Biografia dell'artista
Mark Tobey – Pioniero dell’Astrattismo e Fondatore della Scuola del Nordovest
Mark George Tobey (Centerville, Wisconsin, 11 dicembre 1890 – Basilea, 24 aprile 1976) è stato un pittore statunitense di arte astratta, considerato uno dei pionieri della Scuola del Nordovest (Kunsthalle exhibition). Nel 1953 una pubblicazione sulla *Life* magazine lo definì uno dei quattro “Mystic Painters of the Pacific Northwest”, riconoscendo il suo ruolo fondamentale nella nascita di questo movimento artistico americano. Tobey raggiunse fama internazionale già nel 1948 grazie alla vittoria al Biennale di Venezia, primo artista statunitense dalla fine degli anni ’20 a ottenere il primo premio in questa prestigiosa esposizione internazionale.
Gli inizi e la formazione
Tobey nacque nella tranquilla cittadina di Centerville, Wisconsin, figlio di George Tobey, un carpintero e uomo d’opera edile, e Emma Cleveland Tobey. Sua madre aveva oltre quarant'anni quando lui nacque – un evento raro nel XIX secolo rispetto ai giorni nostri – e la famiglia viveva in una comunità profondamente religiosa Congregationalista. Il padre scolpì animali di pietra rossa e talvolta disegnò animali per giovane Mark da ritagliare con le forbici. Studiò all’Art Institute of Chicago dal 1906 al 1908, dove sviluppò un interesse precoce per l'arte moderna e iniziò a sperimentare con nuove tecniche espressive. Questo percorso autodidatta fu determinante nella formazione del suo stile unico, caratterizzato da una costante ricerca di ispirazione e innovazione.
L’incontro con Juliet Thompson e la fede Baháʼí
Nel 1918 Tobey ebbe un incontro cruciale con Juliet Thompson, artista inglese e fervente seguace della Fede Baháʼí a cui aveva incontrato durante una riunione nella cittadina di Greenacre, Maine. Questa nuova fede religiosa influenzò profondamente la sua visione artistica, spostando l’attenzione dalla mera rappresentazione alla ricerca dell'essenza spirituale sottostante alla realtà. Thompson introdusse Tobey ai principi della Baháʼí Faith – un movimento religioso che promuove la pace universale attraverso una fede comune e l'unità delle umanità – ispirandolo a esplorare nuove prospettive filosofiche ed estetiche. Questo interesse per il pensiero orientale avrebbe avuto un impatto duraturo sulla sua arte, guidando le sue scelte creative per tutta la vita.
La Scuola del Nordovest e la nascita della “scrittura bianca”

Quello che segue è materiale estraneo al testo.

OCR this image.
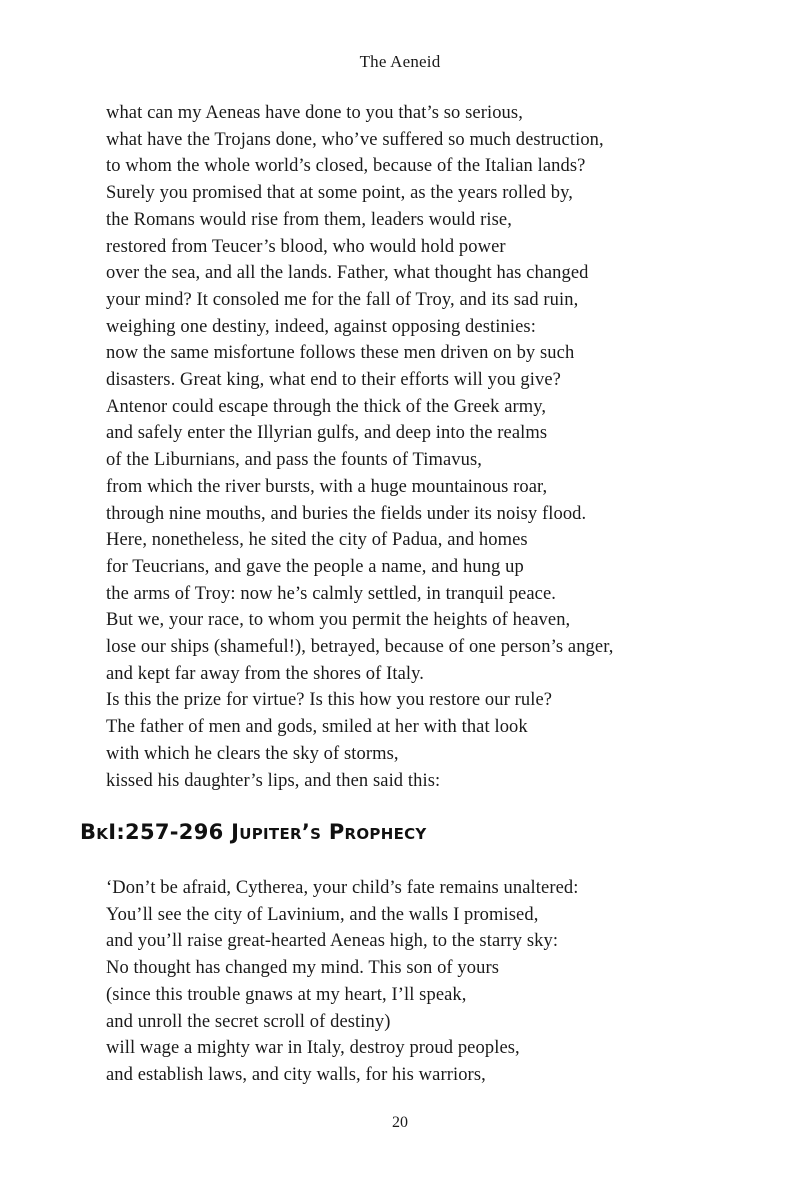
The Aeneid
what can my Aeneas have done to you that’s so serious,
what have the Trojans done, who’ve suffered so much destruction,
to whom the whole world’s closed, because of the Italian lands?
Surely you promised that at some point, as the years rolled by,
the Romans would rise from them, leaders would rise,
restored from Teucer’s blood, who would hold power
over the sea, and all the lands. Father, what thought has changed
your mind? It consoled me for the fall of Troy, and its sad ruin,
weighing one destiny, indeed, against opposing destinies:
now the same misfortune follows these men driven on by such
disasters. Great king, what end to their efforts will you give?
Antenor could escape through the thick of the Greek army,
and safely enter the Illyrian gulfs, and deep into the realms
of the Liburnians, and pass the founts of Timavus,
from which the river bursts, with a huge mountainous roar,
through nine mouths, and buries the fields under its noisy flood.
Here, nonetheless, he sited the city of Padua, and homes
for Teucrians, and gave the people a name, and hung up
the arms of Troy: now he’s calmly settled, in tranquil peace.
But we, your race, to whom you permit the heights of heaven,
lose our ships (shameful!), betrayed, because of one person’s anger,
and kept far away from the shores of Italy.
Is this the prize for virtue? Is this how you restore our rule?
The father of men and gods, smiled at her with that look
with which he clears the sky of storms,
kissed his daughter’s lips, and then said this:
BkI:257-296 Jupiter’s Prophecy
‘Don’t be afraid, Cytherea, your child’s fate remains unaltered:
You’ll see the city of Lavinium, and the walls I promised,
and you’ll raise great-hearted Aeneas high, to the starry sky:
No thought has changed my mind. This son of yours
(since this trouble gnaws at my heart, I’ll speak,
and unroll the secret scroll of destiny)
will wage a mighty war in Italy, destroy proud peoples,
and establish laws, and city walls, for his warriors,
20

Nel 1921 Tobey trasferì la sua residenza a Seattle, Washington, dove fondò il dipartimento d’arte alla Cornish School, creando un ambiente fertile per lo sviluppo di nuove generazioni di artisti. Qui incontrò Teng Kuei, pittore cinese che lo introdusse all'arte della scrittura orientale – una rivelazione che avrebbe dato vita alla sua tecnica distintiva: la “scrittura bianca”. Questa innovativa modalità espressiva abbandonava ogni riferimento figurativo, concentrandosi sulla creazione di linee sottili e intrecciate su superfici scure, ispirate ai tratti caratteristici della calligrafia cinese. Questo stile originale rappresentò una rottura con le convenzioni artistiche tradizionali e rifletteva l'importanza attribuita alla meditazione e alla contemplazione nella filosofia orientale.

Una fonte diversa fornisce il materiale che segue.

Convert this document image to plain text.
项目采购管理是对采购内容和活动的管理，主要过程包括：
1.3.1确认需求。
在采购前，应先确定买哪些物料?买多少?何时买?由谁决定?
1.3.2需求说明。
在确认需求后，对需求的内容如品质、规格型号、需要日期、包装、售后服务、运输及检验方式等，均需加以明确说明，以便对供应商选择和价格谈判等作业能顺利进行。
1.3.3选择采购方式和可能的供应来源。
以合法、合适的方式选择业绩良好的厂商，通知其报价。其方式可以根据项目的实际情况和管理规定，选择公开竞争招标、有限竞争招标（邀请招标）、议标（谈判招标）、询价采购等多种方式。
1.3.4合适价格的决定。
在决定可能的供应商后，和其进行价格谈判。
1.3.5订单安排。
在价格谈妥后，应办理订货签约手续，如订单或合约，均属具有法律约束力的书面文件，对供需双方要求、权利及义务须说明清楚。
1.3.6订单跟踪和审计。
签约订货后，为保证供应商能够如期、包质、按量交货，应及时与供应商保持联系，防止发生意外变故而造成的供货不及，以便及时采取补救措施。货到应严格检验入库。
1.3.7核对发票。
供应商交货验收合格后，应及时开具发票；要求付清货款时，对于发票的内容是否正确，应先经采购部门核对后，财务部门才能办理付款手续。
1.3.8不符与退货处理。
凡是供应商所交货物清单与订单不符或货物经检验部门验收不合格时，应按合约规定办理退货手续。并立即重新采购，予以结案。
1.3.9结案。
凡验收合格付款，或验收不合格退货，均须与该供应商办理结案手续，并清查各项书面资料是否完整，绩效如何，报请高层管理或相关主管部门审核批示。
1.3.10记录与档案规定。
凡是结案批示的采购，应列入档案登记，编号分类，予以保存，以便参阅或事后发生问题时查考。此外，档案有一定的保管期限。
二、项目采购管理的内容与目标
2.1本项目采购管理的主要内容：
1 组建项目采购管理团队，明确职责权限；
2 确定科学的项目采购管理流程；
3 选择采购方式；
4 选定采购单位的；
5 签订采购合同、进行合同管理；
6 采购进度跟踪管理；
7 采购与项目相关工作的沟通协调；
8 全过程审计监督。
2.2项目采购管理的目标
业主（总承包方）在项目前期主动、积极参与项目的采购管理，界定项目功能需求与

Riconoscimento internazionale e eredità artistica
Tobey raggiunse fama mondiale negli anni ’50 grazie alle numerose esposizioni internazionali che celebrarono il suo contributo all’arte moderna. Il suo lavoro fu apprezzato dalla critica e dal pubblico, consolidando la sua posizione tra i grandi artisti del XX secolo. Fu il primo artista statunitense dalla fine degli anni ’20 a ottenere il primo premio al Biennale di Venezia nel 1958, simbolo della rilevanza globale della Scuola del Nordovest e della sua capacità di esprimere valori estetici nuovi ed elevati. La sua arte continua ad affascinare gli spettatori contemporanei come testimonianza della potenza dell’arte nel trascendere i confini culturali e nella comunicazione delle emozioni più profonde. Il suo stile unico, caratterizzato dalla linea sottile e dall'uso della scrittura bianca, rimane un punto di riferimento per artisti interessati alla ricerca di una nuova dimensione espressiva ispirata ai principi della filosofia orientale e alla bellezza della natura.